Watching Apolo Ohno or Robert Griffin III bite into a veggie footlong with avocado or hearing that Subway is “the official training restaurant of athletes everywhere,” you might get the idea that the sandwich restaurant isn’t that bad for you – healthy, even.
Think again.
Researchers from the University of California Los Angeles found that despite claims to the contrary, Subway is just as unhealthy as the oft-reviled golden arches of McDonald’s – which was surpassed in 2011 by the sandwich chain for most stores in America.
“Every day, millions of people eat at McDonald’s and Subway, the two largest fast food chains in the world,” Dr.
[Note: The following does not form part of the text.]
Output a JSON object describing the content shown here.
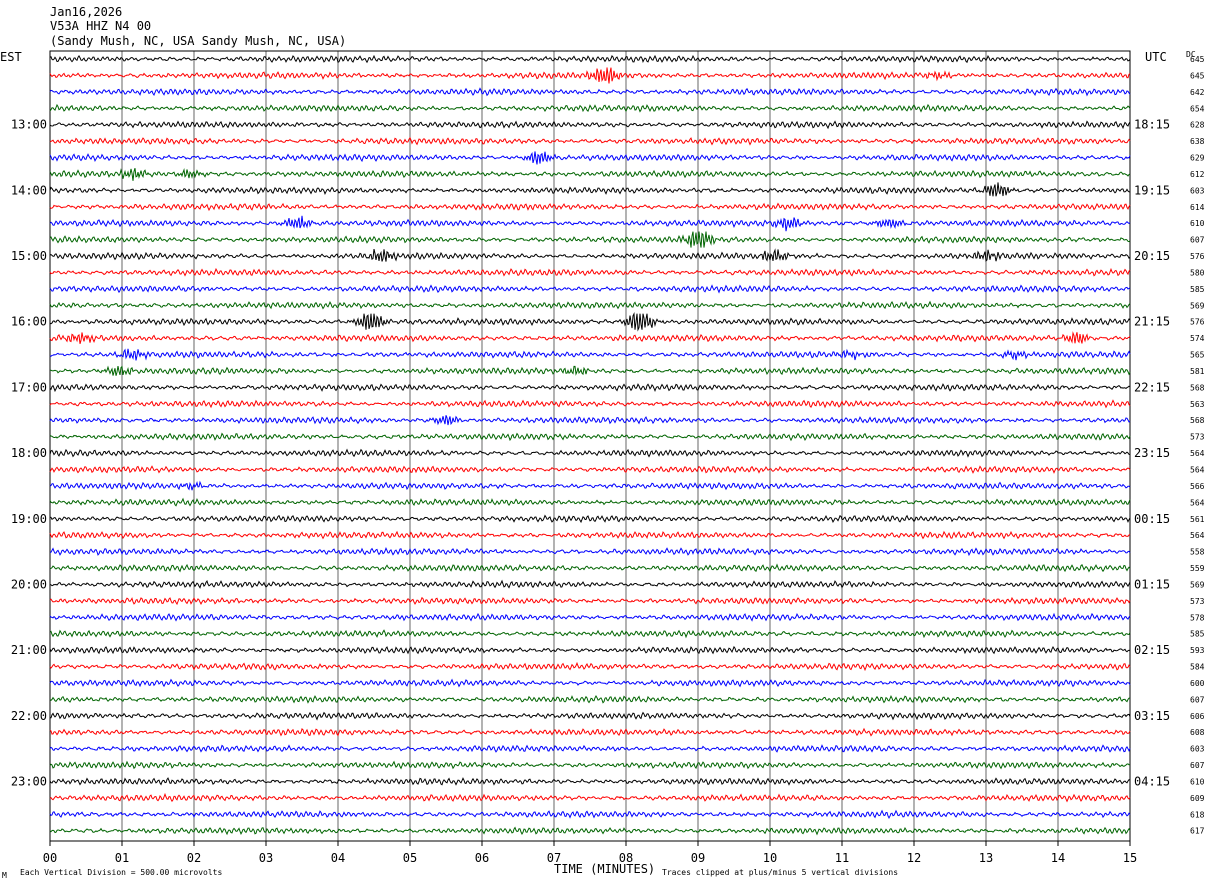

Lenard Lesser, who led the research while a Robert Wood Johnson Foundation Clinical Scholar in the department of family medicine at the David Geffen School of Medicine at UCLA and the UCLA Fielding School of Public Health, said in the UCLA statement. “With childhood obesity at record levels, we need to know the health impact of kids’ choices at restaurants.”
Lesser – who is now a researcher at the Palo Alto Medical Foundation Research Institute – did so by recruiting 97 adolescents ages 12 to 21 to purchase meals at McDonald’s and Subway restaurants at a shopping mall in Carson, CA.
The young people consumed an average of 1,038 calories at McDonald’s.
They consumed an average of 955 calories at Subway – a statistically insignificant difference from McDonald’s.